Some of us staggered up in the morning for breakfast, then we had a quick little hangover hash outside the hotel. (I got nominated to live hare it as I think I was the only one really willing to carry a 5 lb bag of flour around in the morning. I found another shepard that was none too thrilled about me throwing white stuff on the ground.) We came back, cleaned up a bit and went wine tasting before we drove back home.

Tuesday, September 18, 2007

Man's Best Friend, Meg's New Nemesis


I write today in an appeal for help. Family, friends, I have come to you for guidance and trusted advice over the past 30 years. I come to you today because I need to find a way to deal with the feral dogs outside my apartment window. For the past 3 nights I have been treated to, what sounds like, several stray dogs intent on killing, or at least slowly torturing, one another in the parking lot behind my apartment. They hold a standing appointment at 2:45 am with encore performances at 4:15 and 5:45. These are not merely obnoxious barks, these are calls to attack mingled with the agonizing cries of the defeated. I nearly broke down this morning and committed the classic ghetto act of screaming out the window: "SHUT THE BLANKETY-BLANK UP!"

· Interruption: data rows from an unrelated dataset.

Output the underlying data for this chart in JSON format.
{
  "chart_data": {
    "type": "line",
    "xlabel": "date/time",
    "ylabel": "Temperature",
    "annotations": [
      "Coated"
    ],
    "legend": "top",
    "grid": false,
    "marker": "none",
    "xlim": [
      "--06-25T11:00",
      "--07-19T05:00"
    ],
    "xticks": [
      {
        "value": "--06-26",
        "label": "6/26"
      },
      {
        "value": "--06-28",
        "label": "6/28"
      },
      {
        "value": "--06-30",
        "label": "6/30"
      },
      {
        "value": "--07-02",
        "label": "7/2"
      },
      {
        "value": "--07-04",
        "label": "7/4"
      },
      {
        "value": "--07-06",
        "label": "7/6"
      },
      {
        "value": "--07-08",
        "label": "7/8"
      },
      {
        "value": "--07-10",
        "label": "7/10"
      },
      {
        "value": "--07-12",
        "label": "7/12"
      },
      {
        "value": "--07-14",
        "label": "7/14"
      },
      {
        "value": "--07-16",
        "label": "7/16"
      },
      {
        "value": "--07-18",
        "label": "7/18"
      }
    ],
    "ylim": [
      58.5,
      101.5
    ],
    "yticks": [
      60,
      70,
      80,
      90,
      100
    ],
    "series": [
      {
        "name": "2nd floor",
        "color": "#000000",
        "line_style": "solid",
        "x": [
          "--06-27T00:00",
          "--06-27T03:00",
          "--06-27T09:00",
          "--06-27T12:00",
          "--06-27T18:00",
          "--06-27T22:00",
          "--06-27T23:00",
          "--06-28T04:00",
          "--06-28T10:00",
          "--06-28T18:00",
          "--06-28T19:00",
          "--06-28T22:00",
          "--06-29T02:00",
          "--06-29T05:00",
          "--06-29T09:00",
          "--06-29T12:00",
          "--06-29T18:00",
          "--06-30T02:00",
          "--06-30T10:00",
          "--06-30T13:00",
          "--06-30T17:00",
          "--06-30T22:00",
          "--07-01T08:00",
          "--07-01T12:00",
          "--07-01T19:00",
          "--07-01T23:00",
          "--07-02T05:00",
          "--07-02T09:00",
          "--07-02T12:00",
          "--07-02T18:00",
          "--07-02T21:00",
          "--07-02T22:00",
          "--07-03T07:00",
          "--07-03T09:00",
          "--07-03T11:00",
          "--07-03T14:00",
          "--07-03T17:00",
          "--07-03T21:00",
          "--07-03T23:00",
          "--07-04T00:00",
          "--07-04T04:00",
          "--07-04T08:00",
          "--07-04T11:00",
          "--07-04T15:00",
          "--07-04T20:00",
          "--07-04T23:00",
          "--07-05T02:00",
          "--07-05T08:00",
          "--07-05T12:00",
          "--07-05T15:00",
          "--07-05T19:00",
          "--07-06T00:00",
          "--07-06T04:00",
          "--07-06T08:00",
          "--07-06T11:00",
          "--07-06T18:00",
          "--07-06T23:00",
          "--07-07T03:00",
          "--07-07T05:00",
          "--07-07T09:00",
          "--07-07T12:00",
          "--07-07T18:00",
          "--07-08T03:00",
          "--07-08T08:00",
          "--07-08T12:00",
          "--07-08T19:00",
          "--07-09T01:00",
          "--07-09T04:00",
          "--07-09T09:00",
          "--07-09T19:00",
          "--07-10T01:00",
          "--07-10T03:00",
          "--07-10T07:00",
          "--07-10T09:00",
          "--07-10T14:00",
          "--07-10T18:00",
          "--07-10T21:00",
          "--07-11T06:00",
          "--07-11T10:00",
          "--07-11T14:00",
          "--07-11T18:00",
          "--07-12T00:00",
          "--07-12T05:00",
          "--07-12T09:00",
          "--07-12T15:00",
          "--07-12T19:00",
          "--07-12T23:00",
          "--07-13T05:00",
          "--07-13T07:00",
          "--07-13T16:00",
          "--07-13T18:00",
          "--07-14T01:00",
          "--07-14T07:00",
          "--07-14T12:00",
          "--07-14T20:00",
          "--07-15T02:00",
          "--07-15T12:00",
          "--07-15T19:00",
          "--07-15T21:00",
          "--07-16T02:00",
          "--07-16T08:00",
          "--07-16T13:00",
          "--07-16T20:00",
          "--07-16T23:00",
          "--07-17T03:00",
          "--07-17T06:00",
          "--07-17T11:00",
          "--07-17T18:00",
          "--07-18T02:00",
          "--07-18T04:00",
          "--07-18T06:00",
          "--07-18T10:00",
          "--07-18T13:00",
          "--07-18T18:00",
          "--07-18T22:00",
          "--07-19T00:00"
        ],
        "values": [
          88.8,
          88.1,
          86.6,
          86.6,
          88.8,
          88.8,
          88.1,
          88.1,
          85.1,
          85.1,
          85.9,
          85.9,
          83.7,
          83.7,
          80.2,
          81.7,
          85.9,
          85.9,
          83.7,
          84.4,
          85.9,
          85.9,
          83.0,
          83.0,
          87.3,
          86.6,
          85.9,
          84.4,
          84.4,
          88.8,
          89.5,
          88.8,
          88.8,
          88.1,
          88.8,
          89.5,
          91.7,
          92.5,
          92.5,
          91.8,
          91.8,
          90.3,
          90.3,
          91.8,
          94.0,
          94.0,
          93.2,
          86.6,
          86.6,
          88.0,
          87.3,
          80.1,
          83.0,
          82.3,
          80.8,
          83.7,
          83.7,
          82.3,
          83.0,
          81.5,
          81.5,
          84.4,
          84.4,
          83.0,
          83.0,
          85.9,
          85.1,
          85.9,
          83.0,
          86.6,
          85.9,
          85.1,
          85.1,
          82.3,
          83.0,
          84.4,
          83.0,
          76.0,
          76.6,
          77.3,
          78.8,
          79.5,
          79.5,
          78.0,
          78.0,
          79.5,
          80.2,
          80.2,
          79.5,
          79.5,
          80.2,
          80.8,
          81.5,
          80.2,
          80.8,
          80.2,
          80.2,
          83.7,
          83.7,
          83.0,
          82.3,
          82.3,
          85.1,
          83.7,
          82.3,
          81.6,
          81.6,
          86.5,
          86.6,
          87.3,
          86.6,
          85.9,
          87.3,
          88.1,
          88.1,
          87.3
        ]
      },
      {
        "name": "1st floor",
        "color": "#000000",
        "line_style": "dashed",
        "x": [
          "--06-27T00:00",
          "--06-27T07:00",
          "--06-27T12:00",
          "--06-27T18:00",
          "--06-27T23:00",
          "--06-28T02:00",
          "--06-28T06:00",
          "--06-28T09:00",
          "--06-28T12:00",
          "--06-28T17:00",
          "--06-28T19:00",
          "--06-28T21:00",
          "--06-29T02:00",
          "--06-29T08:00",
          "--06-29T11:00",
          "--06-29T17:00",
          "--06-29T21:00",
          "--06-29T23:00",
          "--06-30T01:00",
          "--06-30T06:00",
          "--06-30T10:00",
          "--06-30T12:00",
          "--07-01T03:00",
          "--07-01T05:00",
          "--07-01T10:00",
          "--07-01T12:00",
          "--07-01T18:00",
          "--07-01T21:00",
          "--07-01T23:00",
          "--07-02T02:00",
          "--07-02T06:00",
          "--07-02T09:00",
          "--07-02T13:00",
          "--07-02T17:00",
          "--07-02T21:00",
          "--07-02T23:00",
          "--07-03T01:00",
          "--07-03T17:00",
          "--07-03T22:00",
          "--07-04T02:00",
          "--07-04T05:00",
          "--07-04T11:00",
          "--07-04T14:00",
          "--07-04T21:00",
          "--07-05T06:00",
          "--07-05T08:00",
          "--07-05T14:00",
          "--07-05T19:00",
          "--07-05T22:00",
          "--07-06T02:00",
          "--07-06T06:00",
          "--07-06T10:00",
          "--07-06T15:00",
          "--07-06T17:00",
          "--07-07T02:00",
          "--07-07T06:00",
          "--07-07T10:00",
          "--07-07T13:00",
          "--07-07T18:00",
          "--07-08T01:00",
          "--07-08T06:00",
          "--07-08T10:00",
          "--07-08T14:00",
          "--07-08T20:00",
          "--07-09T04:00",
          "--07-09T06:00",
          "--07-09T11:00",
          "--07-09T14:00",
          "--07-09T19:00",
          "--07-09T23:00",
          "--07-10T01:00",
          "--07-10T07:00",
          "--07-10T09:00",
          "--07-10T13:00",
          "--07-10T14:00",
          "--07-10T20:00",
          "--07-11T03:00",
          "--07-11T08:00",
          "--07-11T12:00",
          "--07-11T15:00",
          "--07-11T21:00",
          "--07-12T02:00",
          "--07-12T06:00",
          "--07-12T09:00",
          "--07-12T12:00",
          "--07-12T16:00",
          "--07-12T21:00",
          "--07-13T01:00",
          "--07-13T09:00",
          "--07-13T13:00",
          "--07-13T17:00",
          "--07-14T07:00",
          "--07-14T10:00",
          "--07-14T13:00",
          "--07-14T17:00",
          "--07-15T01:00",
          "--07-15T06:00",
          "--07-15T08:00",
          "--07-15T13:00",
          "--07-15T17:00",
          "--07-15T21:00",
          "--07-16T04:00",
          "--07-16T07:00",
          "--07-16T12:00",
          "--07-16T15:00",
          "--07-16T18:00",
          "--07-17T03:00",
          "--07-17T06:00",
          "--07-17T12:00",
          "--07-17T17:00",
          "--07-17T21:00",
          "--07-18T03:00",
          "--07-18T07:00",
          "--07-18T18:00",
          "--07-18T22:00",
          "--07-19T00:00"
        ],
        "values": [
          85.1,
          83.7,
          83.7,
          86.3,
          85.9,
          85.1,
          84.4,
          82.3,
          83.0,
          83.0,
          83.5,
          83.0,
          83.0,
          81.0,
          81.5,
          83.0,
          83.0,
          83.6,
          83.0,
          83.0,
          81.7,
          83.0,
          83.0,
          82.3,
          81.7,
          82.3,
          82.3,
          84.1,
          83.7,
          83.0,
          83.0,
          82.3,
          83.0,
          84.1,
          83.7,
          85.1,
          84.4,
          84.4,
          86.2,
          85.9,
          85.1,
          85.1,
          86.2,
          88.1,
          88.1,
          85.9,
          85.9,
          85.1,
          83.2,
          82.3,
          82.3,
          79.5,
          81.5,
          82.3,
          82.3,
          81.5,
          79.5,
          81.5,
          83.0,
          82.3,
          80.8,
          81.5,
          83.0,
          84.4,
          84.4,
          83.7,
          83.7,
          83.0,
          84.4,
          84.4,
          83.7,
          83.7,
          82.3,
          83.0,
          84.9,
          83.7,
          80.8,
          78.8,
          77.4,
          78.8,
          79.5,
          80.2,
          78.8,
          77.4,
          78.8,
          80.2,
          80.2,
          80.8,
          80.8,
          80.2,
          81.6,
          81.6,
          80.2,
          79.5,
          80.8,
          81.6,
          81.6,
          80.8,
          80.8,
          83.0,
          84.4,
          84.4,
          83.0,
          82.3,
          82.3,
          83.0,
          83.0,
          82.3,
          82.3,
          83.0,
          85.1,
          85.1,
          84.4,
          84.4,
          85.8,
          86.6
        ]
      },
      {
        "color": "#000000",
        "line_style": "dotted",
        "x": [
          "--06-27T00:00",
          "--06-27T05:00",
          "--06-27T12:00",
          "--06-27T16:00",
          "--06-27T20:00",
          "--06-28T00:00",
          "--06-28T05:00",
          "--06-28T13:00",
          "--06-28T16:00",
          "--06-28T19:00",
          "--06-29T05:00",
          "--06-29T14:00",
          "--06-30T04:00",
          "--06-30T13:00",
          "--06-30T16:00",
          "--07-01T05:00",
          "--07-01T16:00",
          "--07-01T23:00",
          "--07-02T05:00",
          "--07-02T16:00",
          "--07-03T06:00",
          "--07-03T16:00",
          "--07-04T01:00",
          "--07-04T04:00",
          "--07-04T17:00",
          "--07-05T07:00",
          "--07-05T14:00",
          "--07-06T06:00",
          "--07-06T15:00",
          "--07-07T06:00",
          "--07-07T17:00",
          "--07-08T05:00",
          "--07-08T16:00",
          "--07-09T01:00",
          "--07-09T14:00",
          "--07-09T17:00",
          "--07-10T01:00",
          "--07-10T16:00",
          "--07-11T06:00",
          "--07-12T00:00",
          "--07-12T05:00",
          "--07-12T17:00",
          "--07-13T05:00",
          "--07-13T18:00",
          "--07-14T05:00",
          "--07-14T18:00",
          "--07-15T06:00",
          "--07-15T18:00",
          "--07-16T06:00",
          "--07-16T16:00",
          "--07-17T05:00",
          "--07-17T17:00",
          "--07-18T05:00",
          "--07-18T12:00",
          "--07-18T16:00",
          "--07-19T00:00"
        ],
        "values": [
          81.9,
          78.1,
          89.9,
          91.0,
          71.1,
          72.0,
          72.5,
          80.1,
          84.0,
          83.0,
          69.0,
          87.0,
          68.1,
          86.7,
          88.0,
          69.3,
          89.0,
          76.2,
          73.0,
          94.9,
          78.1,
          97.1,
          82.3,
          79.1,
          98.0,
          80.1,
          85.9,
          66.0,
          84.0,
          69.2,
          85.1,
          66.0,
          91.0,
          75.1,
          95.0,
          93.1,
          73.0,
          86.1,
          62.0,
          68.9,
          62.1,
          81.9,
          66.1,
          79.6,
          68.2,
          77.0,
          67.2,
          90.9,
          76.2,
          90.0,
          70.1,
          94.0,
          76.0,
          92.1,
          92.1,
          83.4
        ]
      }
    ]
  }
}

Fortunately I was able to maintain a shred of dignity and instead, got dressed and walked over to the house at 6:30am

My trusted confidants, if you have any guidance (or a small handgun) I would be in your debt.

Sunday, September 16, 2007

This blog enters the 21 Century. (Beating Georgia by miles...)

Hey, so for those of you who have made some comments, I made some technical changes / discoveries this week with the blog.

  • For those looking for RSS Feeds. You can put the following into your RSS reader (Firefox for me) and it should give you the feed.
  • Also, for those who were trying to post comments but found you had to log in to do that: I believe I have changed it so that anonymous posts now work. If you're going to be anonymous tho, please at least sign it so that I know you're there.

I may change the RSS feed to feedburner to keep better stats of who's subscribed to the feed, etc, but I need to look at that more. Changes to that feature will be posted here first.